Addressing the participants of inaugural session of international seminar on Halal Food Production organised by National Institute of Food Science & Technology here in Nestle Hall on Friday morning, Professor Dr Iqrar Ahmad Khan, Vice Chancellor, University of Agriculture said OIC member countries used to make only 8% trade with each other against a vast potential and opportunities as all available food in Middle East is processed by the non-Muslims.
Dr Khan said this was a complete value chain of monitoring, capacity building, handling, storage, value-addition needed attention to produce Halal food. He was of the view that every year 3 millions Muslim lives remain at risk due to unavailability of Halal vaccine. Dr Khan urged the need for holding multi-disciplinary research by taking the religious scholars on board and to capitalise the vast trade potential.
Earlier, delivering a keynote address, Dr Winal Dahian, Director of the Halal Science Center, Chulalonghorn University Thailand said Muslim countries have ignored the significance of harnessing the trade potential of Halal food, thus Brazil, China, India, Thailand and Switzerland became the major players of the sector. Dr Dahian underscored the need to see the origin and various processes involve in producing Halal Food adding that sometime, a food stamped as Halal is not found Halal as they use Haaram ingredients in the food.
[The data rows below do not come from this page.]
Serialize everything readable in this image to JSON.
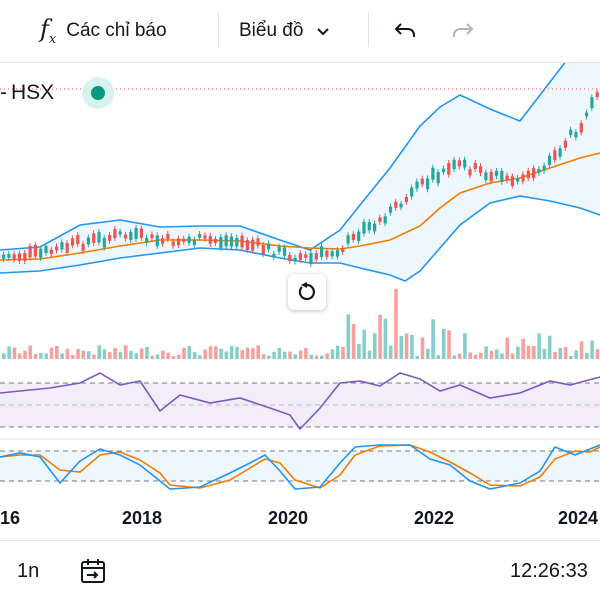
{
  "toolbar": {
    "indicators_label": "Các chỉ báo",
    "chart_type_label": "Biểu đồ"
  },
  "symbol": {
    "exchange": "HSX",
    "separator": "-"
  },
  "x_axis": {
    "labels": [
      "16",
      "2018",
      "2020",
      "2022",
      "2024"
    ]
  },
  "bottom_bar": {
    "interval": "1n",
    "time": "12:26:33"
  },
  "colors": {
    "up": "#26a69a",
    "down": "#ef5350",
    "bollinger": "#2196f3",
    "ma": "#f57c00",
    "rsi": "#7e57c2",
    "stoch_k": "#2196f3",
    "stoch_d": "#f57c00"
  },
  "chart_data": {
    "type": "candlestick",
    "x_range": [
      "2016",
      "2024"
    ],
    "panes": [
      "price",
      "volume",
      "rsi",
      "stochastic"
    ],
    "legend_visible": false
  }
}
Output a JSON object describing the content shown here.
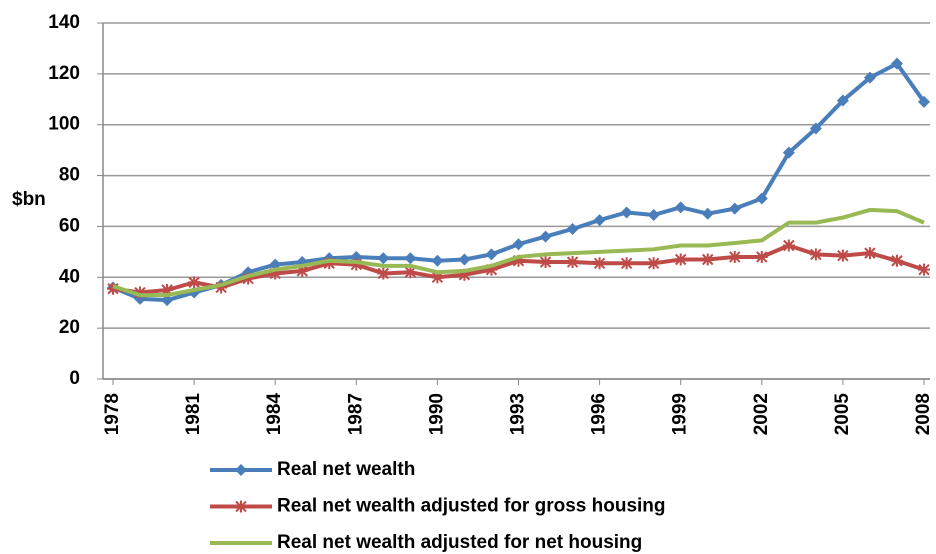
{
  "chart_data": {
    "type": "line",
    "ylabel": "$bn",
    "x": [
      1978,
      1979,
      1980,
      1981,
      1982,
      1983,
      1984,
      1985,
      1986,
      1987,
      1988,
      1989,
      1990,
      1991,
      1992,
      1993,
      1994,
      1995,
      1996,
      1997,
      1998,
      1999,
      2000,
      2001,
      2002,
      2003,
      2004,
      2005,
      2006,
      2007,
      2008
    ],
    "xlim": [
      1978,
      2008
    ],
    "xticks": [
      1978,
      1981,
      1984,
      1987,
      1990,
      1993,
      1996,
      1999,
      2002,
      2005,
      2008
    ],
    "ylim": [
      0,
      140
    ],
    "yticks": [
      0,
      20,
      40,
      60,
      80,
      100,
      120,
      140
    ],
    "grid": true,
    "legend": "bottom",
    "series": [
      {
        "name": "Real net wealth",
        "color": "#4a7ebb",
        "marker": "diamond",
        "values": [
          36,
          31.5,
          31,
          34,
          37,
          42,
          45,
          46,
          47.5,
          48,
          47.5,
          47.5,
          46.5,
          47,
          49,
          53,
          56,
          59,
          62.5,
          65.5,
          64.5,
          67.5,
          65,
          67,
          71,
          89,
          98.5,
          109.5,
          118.5,
          124,
          109
        ]
      },
      {
        "name": "Real net wealth adjusted for gross housing",
        "color": "#be4b48",
        "marker": "asterisk",
        "values": [
          35.5,
          34,
          35,
          38,
          36,
          39.5,
          41.5,
          42.5,
          45.5,
          45,
          41.5,
          42,
          40,
          41,
          43,
          46.5,
          46,
          46,
          45.5,
          45.5,
          45.5,
          47,
          47,
          48,
          48,
          52.5,
          49,
          48.5,
          49.5,
          46.5,
          43
        ]
      },
      {
        "name": "Real net wealth adjusted for net housing",
        "color": "#98b954",
        "marker": "none",
        "values": [
          36.5,
          33,
          33,
          35,
          37,
          40.5,
          43,
          44.5,
          46.5,
          46,
          44.5,
          44.5,
          42,
          42.5,
          44.5,
          48,
          49,
          49.5,
          50,
          50.5,
          51,
          52.5,
          52.5,
          53.5,
          54.5,
          61.5,
          61.5,
          63.5,
          66.5,
          66,
          61.5
        ]
      }
    ]
  }
}
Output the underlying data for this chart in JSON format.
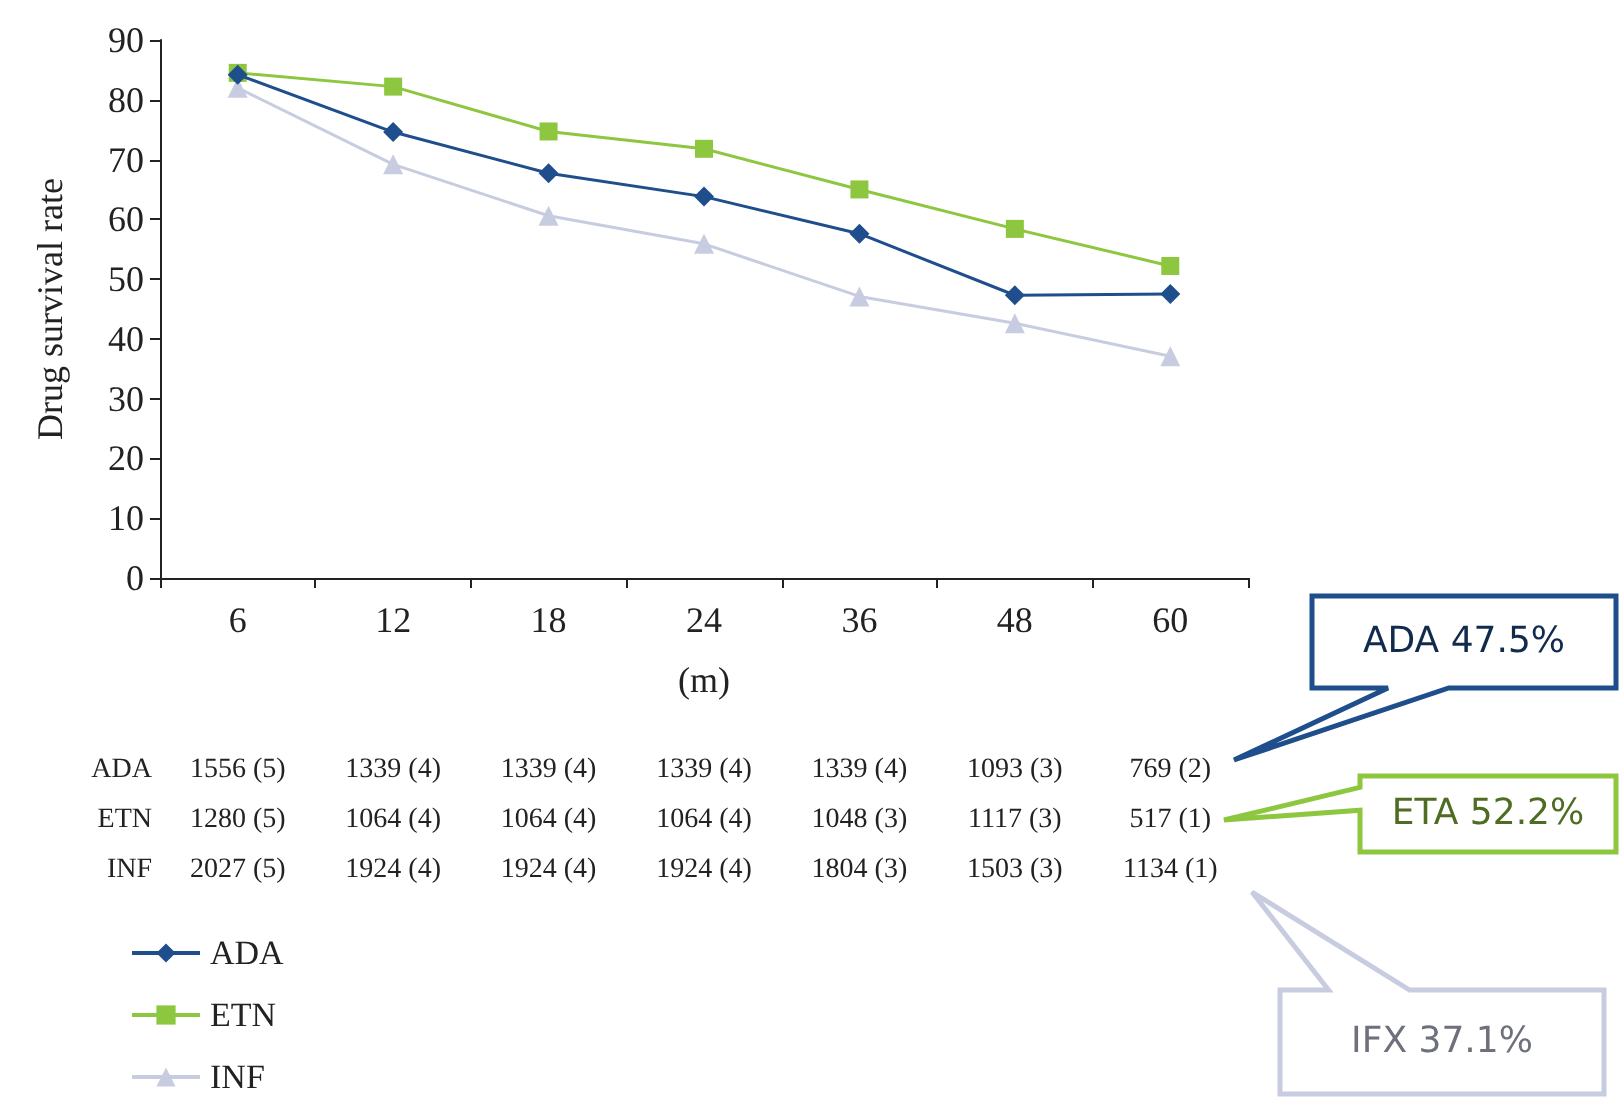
{
  "chart_data": {
    "type": "line",
    "xlabel": "(m)",
    "ylabel": "Drug survival rate",
    "categories": [
      "6",
      "12",
      "18",
      "24",
      "36",
      "48",
      "60"
    ],
    "series": [
      {
        "name": "ADA",
        "color": "#1f4e8c",
        "marker": "diamond",
        "values": [
          84.2,
          74.6,
          67.7,
          63.8,
          57.6,
          47.3,
          47.5
        ]
      },
      {
        "name": "ETN",
        "color": "#8dc63f",
        "marker": "square",
        "values": [
          84.5,
          82.2,
          74.7,
          71.8,
          65.0,
          58.4,
          52.2
        ]
      },
      {
        "name": "INF",
        "color": "#c8cce0",
        "marker": "triangle",
        "values": [
          82.0,
          69.2,
          60.6,
          55.9,
          47.1,
          42.6,
          37.1
        ]
      }
    ],
    "ylim": [
      0,
      90
    ],
    "yticks": [
      0,
      10,
      20,
      30,
      40,
      50,
      60,
      70,
      80,
      90
    ],
    "legend": "bottom left",
    "line_style": "solid",
    "annotations": [
      "ADA",
      "1556 (5)",
      "1339 (4)",
      "1339 (4)",
      "1339 (4)",
      "1339 (4)",
      "1093 (3)",
      "769 (2)",
      "ETN",
      "1280 (5)",
      "1064 (4)",
      "1064 (4)",
      "1064 (4)",
      "1048 (3)",
      "1117 (3)",
      "517 (1)",
      "INF",
      "2027 (5)",
      "1924 (4)",
      "1924 (4)",
      "1924 (4)",
      "1804 (3)",
      "1503 (3)",
      "1134 (1)",
      "ADA 47.5%",
      "ETA 52.2%",
      "IFX 37.1%"
    ]
  }
}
He emphasised the need to establish local Halal food certification system in Pakistan strictly bounded by Islamic traditions and principles to ensure complete adherence to Shariah requirements. Pakistan has potential to become a hub of global Halal food and could enjoy direct access to millions of consumers in Middle East, Central Asia and South East Asian countries. He emphasised that there was a need to strengthen the link between Pakistani public and private sector with international organisations to get benefits from their experience.
Earlier, GD NIFSAT Professor Dr Faqir Muhammad Anjum said that Agro-climatic condition of Pakistan ranges from tropical to temperate regions favours the growth of array of agricultural commodities. He said agricultural production is dominated by livestock and crop production, which accounts for 53.2 and 43.9% of agriculture's GDP, respectively.
To meet food deficit particularly in the case of edible oil, he said that the country has to continuously depend on imports. Besides agricultural crops as Pakistan is also blessed with a climate that is suitable for cultivation of a large variety of fruits and vegetables.